Mobile Embrace allows consumers to purchase products or services online and have the costs charged automatically to their phone bills.
But recent Australian telco carrier billing compliance changes have led to the company needing to make an operational adjustment to its domestic business.
This impacted several marketing channel partners and has caused a one-off event which has affected the company’s ability to acquire new customers within its target cost-of-acquisition range.
As a result the company has reduced its marketing spend until it believes it will provide a favourable return on investment.
Management believes this will impact first-half revenue by approximately $3.8 million and earnings before interest, tax, depreciation, and amortisation (EBITDA) by $1.7 million.
Although $1.7 million in EBITDA may not sound like much to panic about, it means that its full year EBITDA guidance is reduced by 17.5%. For a growing company trading on high multiples, profit downgrades of this magnitude are almost always punished by the market.

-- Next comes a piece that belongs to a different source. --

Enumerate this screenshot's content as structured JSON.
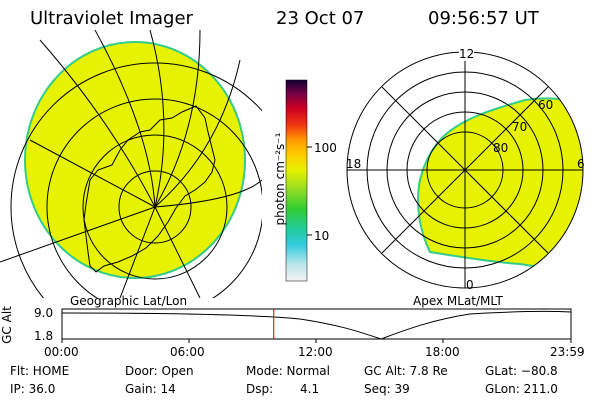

Even though management predicts a much stronger second half with full year revenue coming in at $70 million and EBITDA at $8 million, earnings will still be down on last year’s result.
Whilst I am optimistic that the company has a bright future in countries with low credit card penetration such as Pakistan, I wouldn’t jump into an investment at this stage despite it halving in value today.
I would suggest investors wait for a big improvement in its domestic business before taking the plunge. Until then telco providers Vocus Communications Limited (ASX: VOC) and TPG Telecom Ltd (ASX: TPM) would be much better options for investors.